Jésus s’en va vers celui qui l’a envoyé; les disciples ressentent suffisamment la perte qu’ils vont subir, pour être remplis de tristesse. Ils verraient les événements sous un autre éclairage s’ils cherchaient davantage à savoir où allait le Seigneur, et ce qu’entraînerait sa présence auprès du Père. Son départ va leur être profitable. Ils vont subir une perte, évidemment, mais il y aura aussi un gain qui la compensera. C’est une déclaration étonnante! Cependant le Seigneur continue à insister sur cette vérité. Il dévoile encore les bienfaits qui découleront de la venue du Consolateur, venue qui dépendait du départ de Jésus au ciel. Il parle premièrement de ce que l’arrivée du Saint Esprit signifiera pour eux.

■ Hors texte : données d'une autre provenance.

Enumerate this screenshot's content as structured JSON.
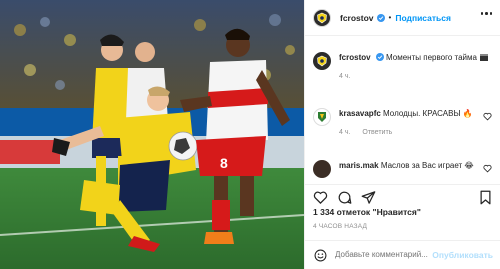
{
  "post": {
    "author": "fcrostov",
    "follow_label": "Подписаться",
    "caption": "Моменты первого тайма",
    "caption_time": "4 ч.",
    "comments": [
      {
        "user": "krasavapfc",
        "text": "Молодцы. КРАСАВЫ 🔥",
        "time": "4 ч.",
        "reply_label": "Ответить"
      },
      {
        "user": "maris.mak",
        "text": "Маслов за Вас играет 😂"
      }
    ],
    "likes_text": "1 334 отметок \"Нравится\"",
    "timestamp": "4 ЧАСОВ НАЗАД",
    "add_comment_placeholder": "Добавьте комментарий...",
    "publish_label": "Опубликовать"
  },
  "colors": {
    "accent": "#0095f6",
    "muted": "#8e8e8e",
    "publish_disabled": "#b2dffc"
  },
  "icons": [
    "ellipsis-icon",
    "verified-icon",
    "heart-icon",
    "comment-icon",
    "share-icon",
    "bookmark-icon",
    "emoji-icon"
  ]
}
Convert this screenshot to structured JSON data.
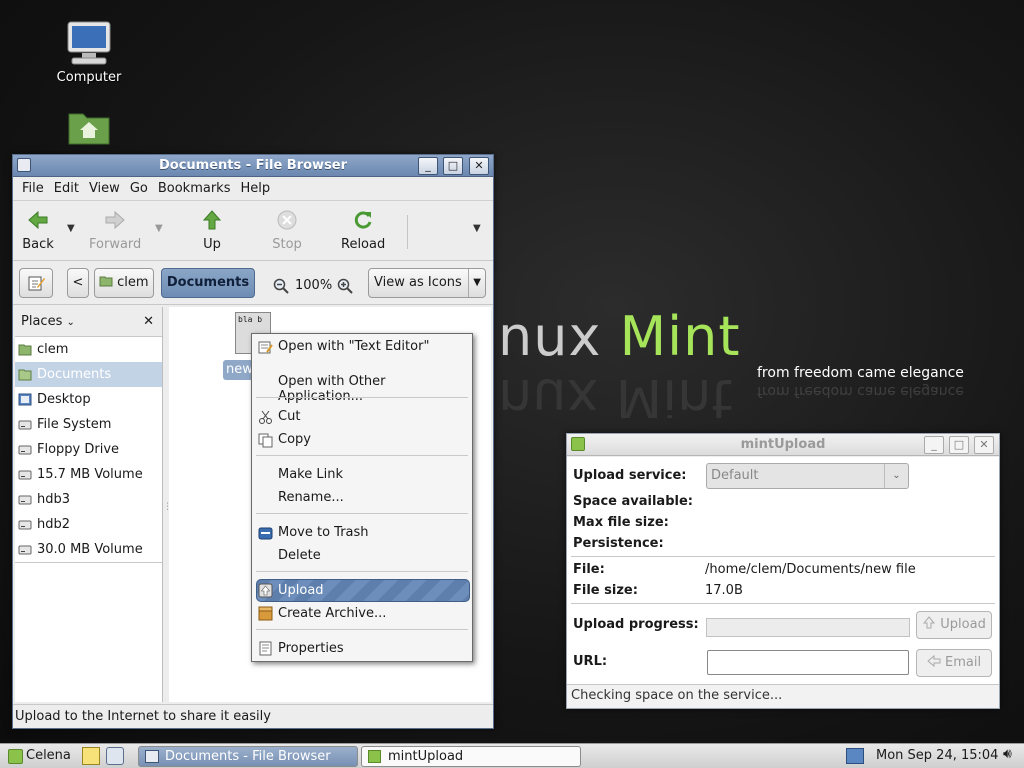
{
  "desktop": {
    "icons": [
      {
        "label": "Computer"
      }
    ],
    "brand_left": "nux ",
    "brand_right": "Mint",
    "tagline": "from freedom came elegance"
  },
  "file_browser": {
    "title": "Documents - File Browser",
    "menu": [
      "File",
      "Edit",
      "View",
      "Go",
      "Bookmarks",
      "Help"
    ],
    "toolbar": {
      "back": "Back",
      "forward": "Forward",
      "up": "Up",
      "stop": "Stop",
      "reload": "Reload"
    },
    "location": {
      "parent": "clem",
      "current": "Documents",
      "zoom": "100%",
      "view_mode": "View as Icons"
    },
    "places": {
      "header": "Places",
      "items": [
        "clem",
        "Documents",
        "Desktop",
        "File System",
        "Floppy Drive",
        "15.7 MB Volume",
        "hdb3",
        "hdb2",
        "30.0 MB Volume"
      ],
      "selected": "Documents"
    },
    "file": {
      "label": "new",
      "thumb_text": "bla b"
    },
    "status": "Upload to the Internet to share it easily"
  },
  "context_menu": {
    "items": [
      {
        "label": "Open with \"Text Editor\""
      },
      {
        "label": "Open with Other Application..."
      },
      {
        "label": "Cut"
      },
      {
        "label": "Copy"
      },
      {
        "label": "Make Link"
      },
      {
        "label": "Rename..."
      },
      {
        "label": "Move to Trash"
      },
      {
        "label": "Delete"
      },
      {
        "label": "Upload"
      },
      {
        "label": "Create Archive..."
      },
      {
        "label": "Properties"
      }
    ],
    "highlighted": "Upload"
  },
  "mintupload": {
    "title": "mintUpload",
    "upload_service_label": "Upload service:",
    "upload_service_value": "Default",
    "space_available_label": "Space available:",
    "max_file_size_label": "Max file size:",
    "persistence_label": "Persistence:",
    "file_label": "File:",
    "file_value": "/home/clem/Documents/new file",
    "file_size_label": "File size:",
    "file_size_value": "17.0B",
    "upload_progress_label": "Upload progress:",
    "upload_progress": 0,
    "upload_button": "Upload",
    "url_label": "URL:",
    "url_value": "",
    "email_button": "Email",
    "status": "Checking space on the service..."
  },
  "taskbar": {
    "menu_label": "Celena",
    "tasks": [
      {
        "label": "Documents - File Browser",
        "active": true
      },
      {
        "label": "mintUpload",
        "active": false
      }
    ],
    "clock": "Mon Sep 24, 15:04"
  }
}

Par sa présence et son activité mêmes, l’Esprit sera sur la terre un témoignage permanent devant le monde. Le verbe «convaincre» (ou confondre) ne signifie pas: «faire naître dans le monde une conviction telle qu’il se convertira», mais plutôt, que la venue du Saint Esprit mettra tellement en évidence ces trois grandes réalités: le péché, la justice et le jugement, qu’elle laissera le monde sans excuse. Le Saint Esprit vient; c’est la conséquence immédiate du départ au ciel de Jésus, celui que le monde incrédule a chassé. La bonté parfaite, personnifiée dans le Fils de Dieu, avait été devant leurs yeux et elle avait été entièrement rejetée. Quel péché que celui-ci, une terrible erreur de jugement! Le péché a été mis en évidence par la présence du Consolateur, venu parce que le Seigneur Jésus s’en était allé.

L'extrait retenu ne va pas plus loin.